V. ULUSLARARASI AMBALAJ KONGRESİ VE SERGİSİ BAŞLADI
Kimya Mühendisleri Odası tarafından düzenlenen V. Uluslararası Ambalaj Kongresi ve Sergisi 22 Kasım 2007 tarihinde İzmir Tepekule Kongre ve Sergi Merkezi'nde başladı. 24 Kasım'a kadar sürecek kongrede kağıt, karton, mürekkep ve matbaa da dahil sektöre ilişkin gelişmeler ele alınacak. Kongrenin açılışında sırasıyla Düzenleme Kurulu Başkanı Prof. Dr. Gürel Nişli, Kimya Mühendisleri Odası Yönetim Kurulu Başkanı Hasan Küçük, TMMOB Yönetim Kurulu Başkanı Mehmet Soğancı, Ambalaj Sanayicileri Derneği Başkanı Kurt Kuruç, Ambalaj Dernekleri Federasyonu Başkanı Velit Günay ve Dünya Ambalaj Örgütü Başkanı Keith Pearson, İzmir Vali Yardımcısı Sait Topoğlu ve İzmir Büyükşehir Belediye Başkanı Aziz Kocaoğlu birer konuşma yaptılar.
TMMOB Yönetim Kurulu Başkanı Mehmet Soğancı‘nın açılışta yaptığı konuşma şöyle:
Değerli Konuklar,
Sevgili Arkadaşlar,
Hepinizi TMMOB Yönetim Kurulu adına saygıyla sevgiyle selamlıyorum.

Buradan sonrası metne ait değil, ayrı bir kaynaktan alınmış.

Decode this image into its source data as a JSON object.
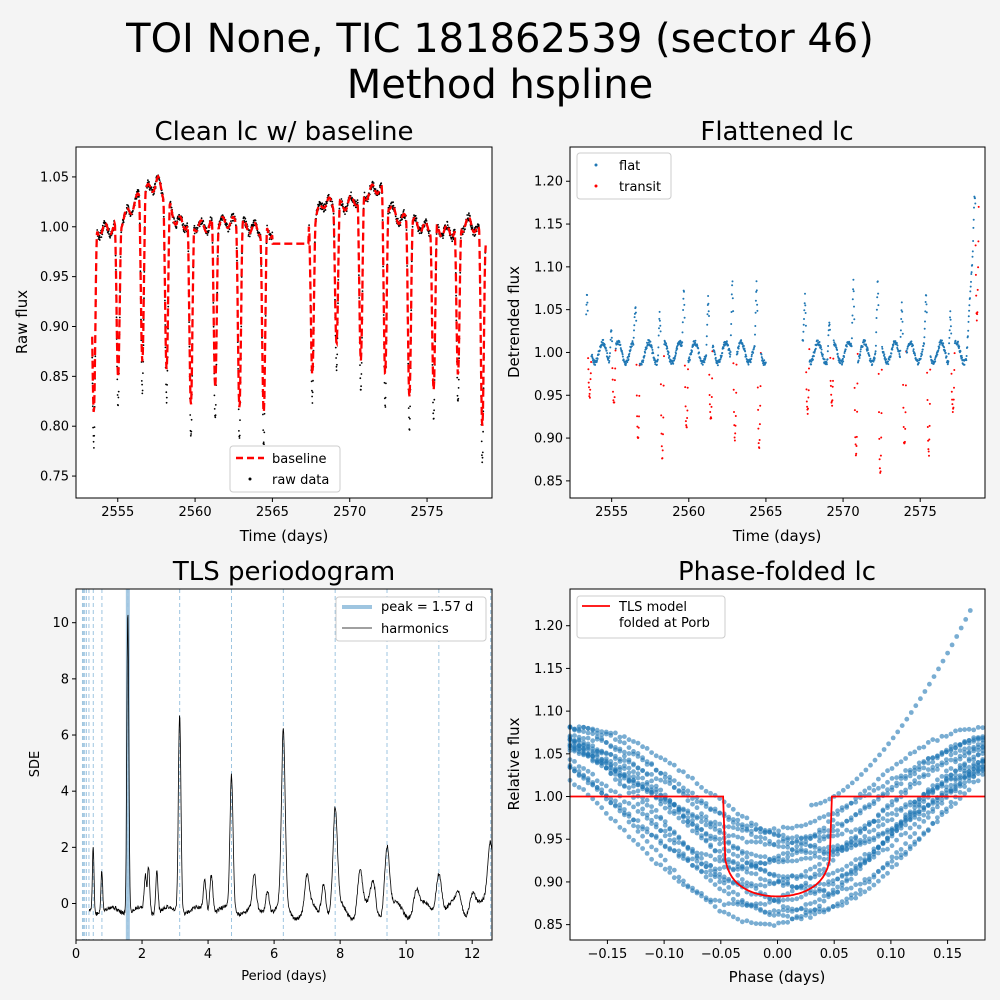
{
  "figure": {
    "title_line1": "TOI None, TIC 181862539 (sector 46)",
    "title_line2": "Method hspline",
    "background": "#f4f4f4"
  },
  "colors": {
    "series_blue": "#1f77b4",
    "red": "#ff0000",
    "light_blue": "#9ec5e0",
    "black": "#000000"
  },
  "chart_data": [
    {
      "id": "clean",
      "type": "scatter",
      "title": "Clean lc w/ baseline",
      "xlabel": "Time (days)",
      "ylabel": "Raw flux",
      "xlim": [
        2552.3,
        2579.2
      ],
      "ylim": [
        0.728,
        1.08
      ],
      "xticks": [
        2555,
        2560,
        2565,
        2570,
        2575
      ],
      "yticks": [
        0.75,
        0.8,
        0.85,
        0.9,
        0.95,
        1.0,
        1.05
      ],
      "tick_labels_x": [
        "2555",
        "2560",
        "2565",
        "2570",
        "2575"
      ],
      "tick_labels_y": [
        "0.75",
        "0.80",
        "0.85",
        "0.90",
        "0.95",
        "1.00",
        "1.05"
      ],
      "legend_position": "lower center",
      "time_start": 2553.35,
      "gap": [
        2565.0,
        2567.35
      ],
      "time_end": 2578.8,
      "period": 1.57,
      "first_dip": 2553.45,
      "dip_depths": [
        0.22,
        0.18,
        0.19,
        0.2,
        0.22,
        0.19,
        0.21,
        0.22,
        0.2,
        0.17,
        0.16,
        0.2,
        0.21,
        0.2,
        0.19,
        0.18,
        0.22,
        0.21,
        0.19,
        0.15
      ],
      "drift": [
        [
          2553.4,
          0.995
        ],
        [
          2555.0,
          1.0
        ],
        [
          2556.4,
          1.03
        ],
        [
          2557.6,
          1.045
        ],
        [
          2558.8,
          1.005
        ],
        [
          2560.5,
          1.0
        ],
        [
          2562.2,
          1.005
        ],
        [
          2563.8,
          0.998
        ],
        [
          2565.0,
          0.995
        ],
        [
          2567.4,
          0.995
        ],
        [
          2568.3,
          1.025
        ],
        [
          2569.4,
          1.02
        ],
        [
          2570.7,
          1.03
        ],
        [
          2571.9,
          1.04
        ],
        [
          2573.0,
          1.01
        ],
        [
          2575.0,
          0.998
        ],
        [
          2576.6,
          0.995
        ],
        [
          2577.8,
          1.005
        ],
        [
          2578.8,
          0.985
        ]
      ],
      "series": [
        {
          "name": "baseline",
          "style": "dashed red line"
        },
        {
          "name": "raw data",
          "style": "black points"
        }
      ]
    },
    {
      "id": "flat",
      "type": "scatter",
      "title": "Flattened lc",
      "xlabel": "Time (days)",
      "ylabel": "Detrended flux",
      "xlim": [
        2552.3,
        2579.2
      ],
      "ylim": [
        0.83,
        1.24
      ],
      "xticks": [
        2555,
        2560,
        2565,
        2570,
        2575
      ],
      "yticks": [
        0.85,
        0.9,
        0.95,
        1.0,
        1.05,
        1.1,
        1.15,
        1.2
      ],
      "tick_labels_x": [
        "2555",
        "2560",
        "2565",
        "2570",
        "2575"
      ],
      "tick_labels_y": [
        "0.85",
        "0.90",
        "0.95",
        "1.00",
        "1.05",
        "1.10",
        "1.15",
        "1.20"
      ],
      "legend_position": "upper left",
      "dip_depths": [
        0.05,
        0.06,
        0.1,
        0.12,
        0.09,
        0.08,
        0.1,
        0.11,
        0.14,
        0.07,
        0.06,
        0.12,
        0.14,
        0.11,
        0.12,
        0.07,
        0.13,
        0.14,
        0.09,
        0.08
      ],
      "spike_heights": [
        0.06,
        0.04,
        0.05,
        0.05,
        0.08,
        0.06,
        0.1,
        0.07,
        0.09,
        0.06,
        0.04,
        0.09,
        0.08,
        0.07,
        0.06,
        0.06,
        0.05,
        0.06,
        0.07,
        0.05
      ],
      "end_ramp_peak": 1.22,
      "series": [
        {
          "name": "flat",
          "color": "#1f77b4"
        },
        {
          "name": "transit",
          "color": "#ff0000"
        }
      ]
    },
    {
      "id": "tls",
      "type": "line",
      "title": "TLS periodogram",
      "xlabel": "Period (days)",
      "ylabel": "SDE",
      "xlim": [
        0,
        12.6
      ],
      "ylim": [
        -1.3,
        11.2
      ],
      "xticks": [
        0,
        2,
        4,
        6,
        8,
        10,
        12
      ],
      "yticks": [
        0,
        2,
        4,
        6,
        8,
        10
      ],
      "tick_labels_x": [
        "0",
        "2",
        "4",
        "6",
        "8",
        "10",
        "12"
      ],
      "tick_labels_y": [
        "0",
        "2",
        "4",
        "6",
        "8",
        "10"
      ],
      "legend_position": "upper right",
      "peak_period": 1.57,
      "peaks": [
        [
          1.57,
          10.6
        ],
        [
          3.14,
          6.9
        ],
        [
          4.71,
          4.6
        ],
        [
          6.28,
          5.95
        ],
        [
          7.85,
          3.3
        ],
        [
          9.42,
          2.2
        ],
        [
          10.99,
          1.4
        ],
        [
          12.56,
          2.4
        ],
        [
          0.52,
          2.2
        ],
        [
          0.78,
          1.3
        ],
        [
          2.2,
          1.4
        ],
        [
          2.45,
          1.3
        ],
        [
          2.1,
          1.0
        ],
        [
          3.9,
          0.9
        ],
        [
          4.1,
          1.2
        ],
        [
          5.4,
          1.0
        ],
        [
          5.8,
          0.6
        ],
        [
          7.0,
          0.9
        ],
        [
          7.5,
          1.0
        ],
        [
          8.6,
          1.3
        ],
        [
          9.0,
          0.8
        ],
        [
          10.3,
          0.6
        ],
        [
          11.6,
          0.4
        ],
        [
          12.0,
          0.5
        ]
      ],
      "harmonic_lines": [
        0.196,
        0.224,
        0.262,
        0.314,
        0.392,
        0.523,
        0.785,
        1.57,
        3.14,
        4.71,
        6.28,
        7.85,
        9.42,
        10.99,
        12.56
      ],
      "series": [
        {
          "name": "peak = 1.57 d",
          "style": "thick light-blue line"
        },
        {
          "name": "harmonics",
          "style": "thin black line"
        }
      ]
    },
    {
      "id": "phase",
      "type": "scatter",
      "title": "Phase-folded lc",
      "xlabel": "Phase (days)",
      "ylabel": "Relative flux",
      "xlim": [
        -0.183,
        0.183
      ],
      "ylim": [
        0.832,
        1.243
      ],
      "xticks": [
        -0.15,
        -0.1,
        -0.05,
        0.0,
        0.05,
        0.1,
        0.15
      ],
      "yticks": [
        0.85,
        0.9,
        0.95,
        1.0,
        1.05,
        1.1,
        1.15,
        1.2
      ],
      "tick_labels_x": [
        "−0.15",
        "−0.10",
        "−0.05",
        "0.00",
        "0.05",
        "0.10",
        "0.15"
      ],
      "tick_labels_y": [
        "0.85",
        "0.90",
        "0.95",
        "1.00",
        "1.05",
        "1.10",
        "1.15",
        "1.20"
      ],
      "legend_position": "upper left",
      "model_half_width": 0.048,
      "model_depth": 0.117,
      "curve_min_flux": [
        0.85,
        0.858,
        0.866,
        0.872,
        0.88,
        0.888,
        0.896,
        0.905,
        0.915,
        0.925,
        0.935,
        0.945,
        0.952,
        0.96,
        0.865,
        0.895,
        0.92,
        0.94
      ],
      "curve_center": [
        -0.01,
        0.015,
        0.03,
        -0.03,
        0.005,
        0.04,
        -0.02,
        0.02,
        -0.04,
        0.01,
        0.035,
        -0.005,
        0.025,
        -0.015,
        0.0,
        0.02,
        -0.025,
        0.045
      ],
      "series": [
        {
          "name": "TLS model\nfolded at Porb",
          "color": "#ff0000"
        }
      ]
    }
  ]
}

Öncelikle bu gün başlattığımız bu etkinliğimize katılımınızdan dolayı hepinize, Kimya Mühendisleri Odası Ege Bölge Şubesi Yönetim Kuruluna ve Şube çalışanı arkadaşlarıma, destek veren kurum ve kuruluşlara, emeği geçen herkese örgütüm adına teşekkür ediyorum.
Değerli arkadaşlar,
Hepimiz biliyoruz: mühendislik, bilim ve teknolojiyi insanla buluşturan bir meslek. Bizim örgütümüz TMMOB; odağında, öznesinde insanın olduğu bir mesleğin uygulayıcılarının örgütü. İnsan odaklı olmasından dolayı, bizim mesleğimiz onurlu bir meslek ama bir o kadar da sorumlulukları olan bir meslek.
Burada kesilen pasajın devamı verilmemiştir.